On semble avoir pris la mesure, à Québec, de tout le travail qui doit être fait pour qu’une tragédie comme celle de Granby ne se reproduise pas.

Alexandre Sirois
Alexandre Sirois La Presse

Il y aura, d’abord, une série d’enquêtes sur la mort de la fillette de 7 ans. À celles qui avaient été annoncées mercredi s’est ajoutée hier une enquête publique du coroner. Parallèlement, le directeur de la protection de la jeunesse de l’Estrie a été suspendu (avec salaire) à la demande du premier ministre.

Mais François Legault a aussi promis d’« aller plus loin ».

Sans révéler précisément ce qu’il a en tête, il a dit vouloir mettre de l’avant un exercice de réflexion non partisan sur la situation des enfants au Québec. Dans la lignée, en quelque sorte, de la commission sur la question de mourir dans la dignité. Sa proposition a été accueillie, avec raison, par des applaudissements nourris à l’Assemblée nationale.

On dit que ce sont les crises qui révèlent véritablement les leaders et, hier, François Legault a confirmé ce qu’on avait déjà été tenté de conclure depuis le début des inondations : il sait faire preuve du sang-froid et du jugement qui sont salutaires dans ces moments cruciaux.

Mais si son leadership actuel est fondamental, c’est à moyen terme qu’il prendra toute son importance.

Il est essentiel de définir et de régler des problèmes qui vont au-delà de cette tragédie particulière, c’est vrai. Or, on n’y arrivera pas sans déployer des efforts considérables.

***

Faire la lumière sur la tragédie est primordial. On veut savoir comment il est possible que tant d’acteurs n’aient pas su détecter les nombreux signes du drame qui se profilait et qui, a posteriori, nous paraissent si évidents. La DPJ, l’école (d’où la petite fille avait été retirée), le tribunal (la belle-mère a obtenu une absolution inconditionnelle après avoir été reconnue coupable de voies de fait sur cette enfant l’an dernier) et jusqu’à un certain point la communauté dans son ensemble.

Mais que cet horrible drame soit lié directement ou indirectement aux nombreux problèmes du réseau créé pour protéger nos jeunes ne change rien au fait qu’on a trop longtemps fermé les yeux sur ses ratés. Ni au fait que l’heure est venue d’y remédier. Dès maintenant.

Pas besoin d’attendre les conclusions des multiples enquêtes évoquées pour comprendre que certains enfants, au Québec, ne sont pas assez bien protégés. Que leur bien-être est menacé. Que le système actuel fait preuve, à leur égard, de négligence.

En ce sens, il y a d’autres questions, d’ordre plus général, auxquelles nous sommes en droit d’exiger des réponses. Parce qu’on sait très bien qu’on tolère l’intolérable depuis trop longtemps en matière de services de protection de la jeunesse.

On tolère par exemple que la liste des enfants en attente d’évaluation par la DPJ dépasse les 3000 noms, comme l’a révélé en janvier la journaliste Katia Gagnon.

On tolère la pression indue mise sur les intervenants qui ont, par conséquent, moins de temps à consacrer aux évaluations des capacités parentales. On tolère aussi le fait que ces évaluations se font de moins en moins sur la base de l’observation des interactions entre le parent et l’enfant et de plus en plus par l’entremise de questionnaires, comme le déplorent certains experts. On tolère donc, forcément, que le soutien offert aux familles soit déficient.

Et on tolère par-dessus tout que la pénurie de personnel qualifié, parfois jumelée à une pénurie de familles d’accueil, accentue tous les problèmes qu’on vient d’énumérer.
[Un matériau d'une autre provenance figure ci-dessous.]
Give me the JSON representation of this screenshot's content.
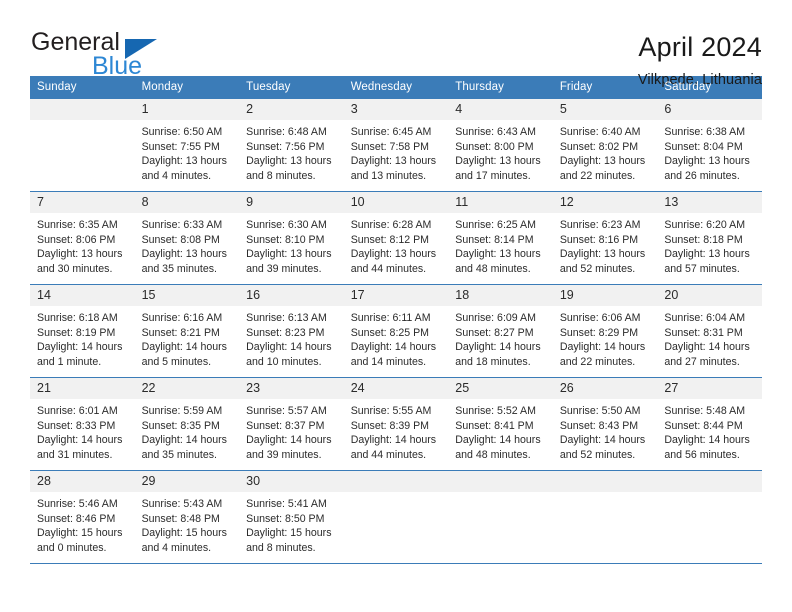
{
  "brand": {
    "word_one": "General",
    "word_two": "Blue",
    "triangle_icon": "blue-triangle-icon",
    "colors": {
      "general": "#231f20",
      "blue": "#2d87d4",
      "triangle": "#1667b1"
    }
  },
  "header": {
    "title": "April 2024",
    "subtitle": "Vilkpede, Lithuania"
  },
  "theme": {
    "header_bar": "#3b7cb8",
    "daynum_bg": "#f1f1f1",
    "rule": "#3b7cb8",
    "text": "#2b2b2b"
  },
  "weekdays": [
    "Sunday",
    "Monday",
    "Tuesday",
    "Wednesday",
    "Thursday",
    "Friday",
    "Saturday"
  ],
  "weeks": [
    [
      {
        "day": "",
        "details": ""
      },
      {
        "day": "1",
        "details": "Sunrise: 6:50 AM\nSunset: 7:55 PM\nDaylight: 13 hours\nand 4 minutes."
      },
      {
        "day": "2",
        "details": "Sunrise: 6:48 AM\nSunset: 7:56 PM\nDaylight: 13 hours\nand 8 minutes."
      },
      {
        "day": "3",
        "details": "Sunrise: 6:45 AM\nSunset: 7:58 PM\nDaylight: 13 hours\nand 13 minutes."
      },
      {
        "day": "4",
        "details": "Sunrise: 6:43 AM\nSunset: 8:00 PM\nDaylight: 13 hours\nand 17 minutes."
      },
      {
        "day": "5",
        "details": "Sunrise: 6:40 AM\nSunset: 8:02 PM\nDaylight: 13 hours\nand 22 minutes."
      },
      {
        "day": "6",
        "details": "Sunrise: 6:38 AM\nSunset: 8:04 PM\nDaylight: 13 hours\nand 26 minutes."
      }
    ],
    [
      {
        "day": "7",
        "details": "Sunrise: 6:35 AM\nSunset: 8:06 PM\nDaylight: 13 hours\nand 30 minutes."
      },
      {
        "day": "8",
        "details": "Sunrise: 6:33 AM\nSunset: 8:08 PM\nDaylight: 13 hours\nand 35 minutes."
      },
      {
        "day": "9",
        "details": "Sunrise: 6:30 AM\nSunset: 8:10 PM\nDaylight: 13 hours\nand 39 minutes."
      },
      {
        "day": "10",
        "details": "Sunrise: 6:28 AM\nSunset: 8:12 PM\nDaylight: 13 hours\nand 44 minutes."
      },
      {
        "day": "11",
        "details": "Sunrise: 6:25 AM\nSunset: 8:14 PM\nDaylight: 13 hours\nand 48 minutes."
      },
      {
        "day": "12",
        "details": "Sunrise: 6:23 AM\nSunset: 8:16 PM\nDaylight: 13 hours\nand 52 minutes."
      },
      {
        "day": "13",
        "details": "Sunrise: 6:20 AM\nSunset: 8:18 PM\nDaylight: 13 hours\nand 57 minutes."
      }
    ],
    [
      {
        "day": "14",
        "details": "Sunrise: 6:18 AM\nSunset: 8:19 PM\nDaylight: 14 hours\nand 1 minute."
      },
      {
        "day": "15",
        "details": "Sunrise: 6:16 AM\nSunset: 8:21 PM\nDaylight: 14 hours\nand 5 minutes."
      },
      {
        "day": "16",
        "details": "Sunrise: 6:13 AM\nSunset: 8:23 PM\nDaylight: 14 hours\nand 10 minutes."
      },
      {
        "day": "17",
        "details": "Sunrise: 6:11 AM\nSunset: 8:25 PM\nDaylight: 14 hours\nand 14 minutes."
      },
      {
        "day": "18",
        "details": "Sunrise: 6:09 AM\nSunset: 8:27 PM\nDaylight: 14 hours\nand 18 minutes."
      },
      {
        "day": "19",
        "details": "Sunrise: 6:06 AM\nSunset: 8:29 PM\nDaylight: 14 hours\nand 22 minutes."
      },
      {
        "day": "20",
        "details": "Sunrise: 6:04 AM\nSunset: 8:31 PM\nDaylight: 14 hours\nand 27 minutes."
      }
    ],
    [
      {
        "day": "21",
        "details": "Sunrise: 6:01 AM\nSunset: 8:33 PM\nDaylight: 14 hours\nand 31 minutes."
      },
      {
        "day": "22",
        "details": "Sunrise: 5:59 AM\nSunset: 8:35 PM\nDaylight: 14 hours\nand 35 minutes."
      },
      {
        "day": "23",
        "details": "Sunrise: 5:57 AM\nSunset: 8:37 PM\nDaylight: 14 hours\nand 39 minutes."
      },
      {
        "day": "24",
        "details": "Sunrise: 5:55 AM\nSunset: 8:39 PM\nDaylight: 14 hours\nand 44 minutes."
      },
      {
        "day": "25",
        "details": "Sunrise: 5:52 AM\nSunset: 8:41 PM\nDaylight: 14 hours\nand 48 minutes."
      },
      {
        "day": "26",
        "details": "Sunrise: 5:50 AM\nSunset: 8:43 PM\nDaylight: 14 hours\nand 52 minutes."
      },
      {
        "day": "27",
        "details": "Sunrise: 5:48 AM\nSunset: 8:44 PM\nDaylight: 14 hours\nand 56 minutes."
      }
    ],
    [
      {
        "day": "28",
        "details": "Sunrise: 5:46 AM\nSunset: 8:46 PM\nDaylight: 15 hours\nand 0 minutes."
      },
      {
        "day": "29",
        "details": "Sunrise: 5:43 AM\nSunset: 8:48 PM\nDaylight: 15 hours\nand 4 minutes."
      },
      {
        "day": "30",
        "details": "Sunrise: 5:41 AM\nSunset: 8:50 PM\nDaylight: 15 hours\nand 8 minutes."
      },
      {
        "day": "",
        "details": ""
      },
      {
        "day": "",
        "details": ""
      },
      {
        "day": "",
        "details": ""
      },
      {
        "day": "",
        "details": ""
      }
    ]
  ]
}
À ces considérations s’ajoute une question encore plus épineuse : ne faudrait-il pas se demander si le désir de privilégier le maintien de l’enfant dans son milieu familial entre, dans certains cas, en contradiction avec l’intérêt supérieur de l’enfant ?

Ne prenons pas prématurément une décision à ce sujet basée sur des émotions. En revanche, on ne devrait pas s’abstenir d’y réfléchir.

***

Il est tragique d’avoir dû attendre un tel drame pour que les colonnes du temple soient ébranlées et pour qu’on promette enfin d’agir avec fermeté. Mais il serait encore plus tragique de s’indigner sans faire des gestes significatifs pour que ça change.

« J’espère qu’elle ne sera pas morte pour rien », a lancé la grand-mère paternelle de la fillette. Tenter d’exaucer ce souhait devrait aller de soi. En ce sens, l’objectif qui doit orienter les débats et les réflexions à venir est simple. Il tient en trois mots : plus jamais ça.